Okay, so that’s a bit of an ambiguous title. I don’t mean using tricks to make yourself look better or hitting yourself in the face with a meat cleaver. What I’m referring to is a new form of malware that actually uses your computer or device’s camera to look at you and identify you before it begins to hack you. It’s a pretty scary scenario that has now become reality. Welcome to the new era of hacking.
As the cyber world evolves into the artificial intelligence (AI) realm, so too does hacking. For now, such AI-assisted malware is in the infancy stage; however, a proof-of-concept AI malware package called, DeepLocker, has been developed by IBM researchers. DeepLocker is malware which does not deploy until it finds a specific victim. The identification of this victim relies on AI, neural net properties. The use of a neural network by malware would, according to the researchers, make the malware’s detection more difficult.
Defense against most malware is based on analyzing its composition and matching that against known patterns.
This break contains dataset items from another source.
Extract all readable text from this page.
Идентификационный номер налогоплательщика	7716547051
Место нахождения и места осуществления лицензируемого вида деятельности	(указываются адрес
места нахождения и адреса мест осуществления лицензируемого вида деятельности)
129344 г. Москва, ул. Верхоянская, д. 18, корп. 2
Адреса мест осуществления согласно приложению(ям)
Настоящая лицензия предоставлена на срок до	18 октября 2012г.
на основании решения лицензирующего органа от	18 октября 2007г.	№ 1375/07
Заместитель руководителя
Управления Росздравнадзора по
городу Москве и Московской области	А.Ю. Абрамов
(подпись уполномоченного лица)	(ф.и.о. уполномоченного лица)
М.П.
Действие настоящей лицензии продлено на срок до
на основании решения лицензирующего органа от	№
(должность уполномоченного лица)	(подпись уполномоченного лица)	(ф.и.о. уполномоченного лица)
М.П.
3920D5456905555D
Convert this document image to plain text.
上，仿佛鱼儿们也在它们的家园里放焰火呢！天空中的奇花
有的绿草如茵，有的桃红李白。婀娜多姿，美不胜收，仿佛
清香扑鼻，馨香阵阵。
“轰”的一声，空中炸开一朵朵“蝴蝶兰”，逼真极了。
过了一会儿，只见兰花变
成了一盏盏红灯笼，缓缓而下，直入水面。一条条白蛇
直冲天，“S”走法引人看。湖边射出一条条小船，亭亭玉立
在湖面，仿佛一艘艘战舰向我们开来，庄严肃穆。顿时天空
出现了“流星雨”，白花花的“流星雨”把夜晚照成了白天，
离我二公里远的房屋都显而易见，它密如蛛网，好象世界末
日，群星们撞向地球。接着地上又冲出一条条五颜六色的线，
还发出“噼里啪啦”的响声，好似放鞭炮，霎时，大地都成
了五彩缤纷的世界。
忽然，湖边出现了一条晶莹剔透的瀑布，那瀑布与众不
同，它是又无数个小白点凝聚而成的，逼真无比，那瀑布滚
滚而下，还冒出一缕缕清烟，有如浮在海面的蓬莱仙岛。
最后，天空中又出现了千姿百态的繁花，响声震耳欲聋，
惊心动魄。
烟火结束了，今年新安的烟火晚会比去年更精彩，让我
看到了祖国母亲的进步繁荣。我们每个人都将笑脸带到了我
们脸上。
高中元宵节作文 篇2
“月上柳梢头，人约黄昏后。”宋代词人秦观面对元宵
Malware, therefore, tries to find ways to hide these patterns to avoid detection. Well-designed malware will not deploy unless it detects a safe environment. For example, malware will scan a network it has infiltrated to see if there is any indication of a sandbox or if it has been lured into a honeypot. If the malware finds something suspicious, it won’t deploy. Once deployed, however, the malware gives away information about its design, after which, anti-malware architecture is updated.
As an example, notice how the famous Stuxnet worm inspected the network before it determined what to do next. (Stages 2 and 3 below)
DeepLocker hides itself in normal-looking software. The software may act normally unless certain trigger conditions are present. These triggers can be any number of things, such as matching GPS locations or voice recognition, but, for the purpose of this article, I’ll focus on facial recognition.
Neural networks are pattern recognizers. They can be trained to identify certain patterns, such as faces. If the neural network integrated with the malware was pre-trained to recognize a particular face, it would only trigger the associated malware to deploy when that pattern, that face, was recognized. To do this, the malware would need to have access to the device’s camera. Thus, any software that required the use of a camera, such as video calling/conferencing software, would be an ideal package for this type of malware.
The problem comes with trying to defend against this type of malware. The only ones who know the raison d’etre of the neural net pattern associated with the malware are those who created the malware. It cannot be back-engineered by the attacked network. Even the connection of the trigger to the malware can be encrypted or otherwise obfuscated. In short, it would be very difficult to conclude that an attack was underway or that one even took place. Here is a diagram showing the concealment such malware can use.
If malware like DeepLocker wanted to target you, it would first need to get you to download and install a specific type of software that would enable it to have access to the pattern it was designed to look for. It could, theoretically, do this through a fake update of software that is already installed on your device. The attacker could, if advanced enough, scan your system or network to see what software avenues are available. It could then develop a recognition pattern that would make use of the previously installed software. It could, for instance, develop a voice or facial recognition neural net pattern that used your pre-installed video chat program and use that program to target you.
The best way to develop such malware would be to train the neural net through direct communication with the victim. This would enable the attacker to record the interaction and, thus, obtain sufficient data to train the net for a future attack. That said, few people would accept a video call from a stranger. Malware that takes control of a device’s camera and microphone is readily available, but this could be detected by security architecture. The only way to train the neural net without infiltrating the network or device is to use publicly available videos and photos. Thus, the greater online presence you have, the more susceptible you would be to such an attack.
It should be noted that no such attacks have been detected in the wild. That said, how would they be detected? The malware would only be vulnerable to defense strategies in the earliest stages of an attack. However, those who would design such a targeted attack would be those who had access to multiple cyber attack resources and were in a position to obfuscate all stages of such an attack. That’s right. Most of these attacks would tend to come from nation states because the resources and knowledge it would take to develop them would be beyond that of most unaffiliated hackers.
So, if these attacks were developed, they would not be widely distributed, at least at the beginning. Only high profile targets who had a substantial online presence would be victimized. A substantial online presence would be necessary to develop a training set for the neural net. The target would need to possess valuable information or data that would be worth all the time it would take to design the attack. So if you fit this profile you may want to begin your defense by at least putting some tape over the camera lens on your laptop and disabling your microphone.
It would not surprise me if intelligence agencies already possessed such malware, but if they don’t, they soon will. Low profile, highly secured but valuable targets may still get hacked using such malware but this would require advanced attack techniques. For example, the time is not far off when someone could call a target using voice simulation software that makes them appear to be someone the target knows. This could be a way to gather voice samples from the target that they could then use to train a neural net for a future attack. As is often the case, the cybersecurity community has been put on the back foot by this new attack vector. At least for a while, the defense against AI attacks, like DeepLocker will be more reactive than proactive. Efforts are being made to decode neural nets before they deploy, but major attacks using this vector will succeed long before such defenses are developed. For those in the cybersecurity community, there are some hard times ahead.